During the 1930s she worked for the KPD's Antimilitärischer Apparat ("Anti-Military Apparatus"), which was in reality an operation involved in intelligence on behalf of the Soviet Union. It was led by Hans Kippenberger. Kippenberger and Leo Roth, who is sometimes described as Kippenberger's "secretary", both acted as guarantors for her within the party. She was also working, at this time, for the Red Aid organisation, the Revolutionary Trades Unionist Opposition (Revolutionäre Gewerkschafts Opposition / RGO), and other left-wing groups such as the Association of Revolutionary Visual Artists ("Bund Revolutionärer Bildender Künstler Deutschlands / BRBKD). The political landscape changed dramatically in January 1933 when the Nazis took power and converted Germany into a one- party dictatorship. Gertrud Classen's political activities were now expressly illegal. The RGO was banned, went underground and was finally crushed in 1935.

It is known that after the Nazis came to power Classen was involved in illegal leaflet distribution. Sources are a little vague on her work for the Communist Party News Agency. In July 1934 she traveled to London and Paris with the left-wing landscape architect Walter Rossow, delivering secret information on behalf of the Agency.
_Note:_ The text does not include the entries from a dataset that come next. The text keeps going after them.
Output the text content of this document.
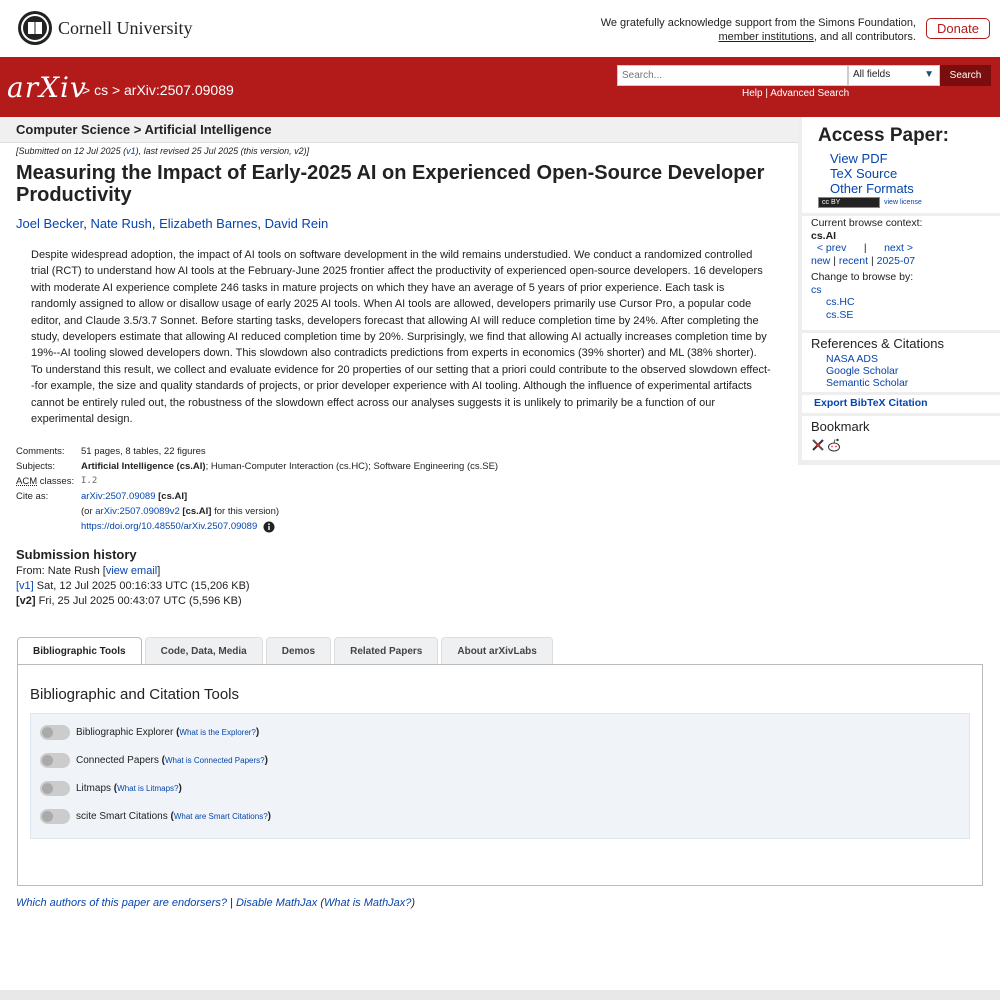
Cornell University	We gratefully acknowledge support from the Simons Foundation,
member institutions, and all contributors.
Donate
arXiv
> cs > arXiv:2507.09089
Search...
All fields	▼	Search
Help | Advanced Search
Computer Science > Artificial Intelligence
[Submitted on 12 Jul 2025 (v1), last revised 25 Jul 2025 (this version, v2)]
Measuring the Impact of Early-2025 AI on Experienced Open-Source Developer Productivity
Joel Becker, Nate Rush, Elizabeth Barnes, David Rein
Despite widespread adoption, the impact of AI tools on software development in the wild remains understudied. We conduct a randomized controlled trial (RCT) to understand how AI tools at the February-June 2025 frontier affect the productivity of experienced open-source developers. 16 developers with moderate AI experience complete 246 tasks in mature projects on which they have an average of 5 years of prior experience. Each task is randomly assigned to allow or disallow usage of early 2025 AI tools. When AI tools are allowed, developers primarily use Cursor Pro, a popular code editor, and Claude 3.5/3.7 Sonnet. Before starting tasks, developers forecast that allowing AI will reduce completion time by 24%. After completing the study, developers estimate that allowing AI reduced completion time by 20%. Surprisingly, we find that allowing AI actually increases completion time by 19%--AI tooling slowed developers down. This slowdown also contradicts predictions from experts in economics (39% shorter) and ML (38% shorter). To understand this result, we collect and evaluate evidence for 20 properties of our setting that a priori could contribute to the observed slowdown effect--for example, the size and quality standards of projects, or prior developer experience with AI tooling. Although the influence of experimental artifacts cannot be entirely ruled out, the robustness of the slowdown effect across our analyses suggests it is unlikely to primarily be a function of our experimental design.
Comments:	51 pages, 8 tables, 22 figures
Subjects:	Artificial Intelligence (cs.AI); Human-Computer Interaction (cs.HC); Software Engineering (cs.SE)
ACM classes: I.2
Cite as:	arXiv:2507.09089 [cs.AI]
(or arXiv:2507.09089v2 [cs.AI] for this version)
https://doi.org/10.48550/arXiv.2507.09089
Submission history
From: Nate Rush [view email]
[v1] Sat, 12 Jul 2025 00:16:33 UTC (15,206 KB)
[v2] Fri, 25 Jul 2025 00:43:07 UTC (5,596 KB)
Access Paper:
View PDF
TeX Source
Other Formats
cc BY	view license
Current browse context:
cs.AI
< prev | next >
new | recent | 2025-07
Change to browse by:
cs
cs.HC
cs.SE
References & Citations
NASA ADS
Google Scholar
Semantic Scholar
Export BibTeX Citation
Bookmark
Bibliographic Tools	Code, Data, Media	Demos	Related Papers	About arXivLabs
Bibliographic and Citation Tools
Bibliographic Explorer
( What is the Explorer? )
Connected Papers
( What is Connected Papers? )
Litmaps
( What is Litmaps? )
scite Smart Citations
( What are Smart Citations? )
Which authors of this paper are endorsers? | Disable MathJax (What is MathJax?)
She may have made such journeys to England or France on more than one occasion. Even before the Nazis had taken power, in September 1932, Classen had been arrested and briefly detained in connection with communist activism during the chaotic run-up to that year's second General Election. Towards the end of 1934 she was again arrested and imprisoned by the authorities. However, she was released on account of her osseous tuberculosis, and went immediately to Switzerland, returning to Berlin only in the summer of 1939. By this time the Communist Party News Agency ("Nachrichtendienst") had ceased to function, not because of anything done by the German government, but on account of Stalin's paranoia. The agency chief, Hans Kippenberger, was arrested in Moscow in November 1936, identified as a foreign agent, subjected to a secret trial and shot on 3 October 1937. His deputy, Leo Roth, met his end under similar circumstances just over a month later.

War returned in the late summer of 1939 and Classen was briefly arrested in 1940. This turned out to be the first of several periods of detention during the war years. After this she worked clandestinely with the Schulze-Boysen/Harnack resistance group. She also secretly housed the resistance fighter Ilse Stillmann and the deserter/resistance fighter (and talented document forger) Oskar Huth. After the failure of the plot of July 1944 to assassinate the nation's leader, Gertrud Classen was able to provide forged papers for Ludwig von Hammerstein (who had been involved in the plot) and to help him disappear, which he did successfully till after the war was over. In Autumn 1944 she was also involved in producing forged food stamps which meant that Ilse Stillmann was not merely kept hidden from the authorities, but fed.

War ended in May 1945, and a large region surrounding Berlin found itself administered as the Soviet occupation zone. Within the zone, partly in order to avoid a split on the political left opening a chasm through which right-wing extremists might again take power, and partly (as matters turned out) to prepare for a new one- party dictatorship after 1949, the principal left wing parties merged in April 1946. Gertrud Classen was one of thousands of Communist Party members who immediately signed their party membership across to the new Socialist Unity Party (Sozialistische Einheitspartei Deutschlands / SED). However, for Classen the next few years were dominated not by political engagement but by lengthy stays in hospital, caused by her tuberculosis.

Between 1950 and 1953, she attended the Arts Academy in Berlin as a "Meisterschülerin" (loosely: "Master student"). Through the 1950s, and on till 1965, she worked as a freelance sculptor in the German Democratic Republic.

Towards the end of her life she gathered material to write a history of women's youth movements because she saw the absence of such a history as a gaping hole in the historical record. The book never appeared. Gertrud Classen died in East Berlin on 3 September 1974.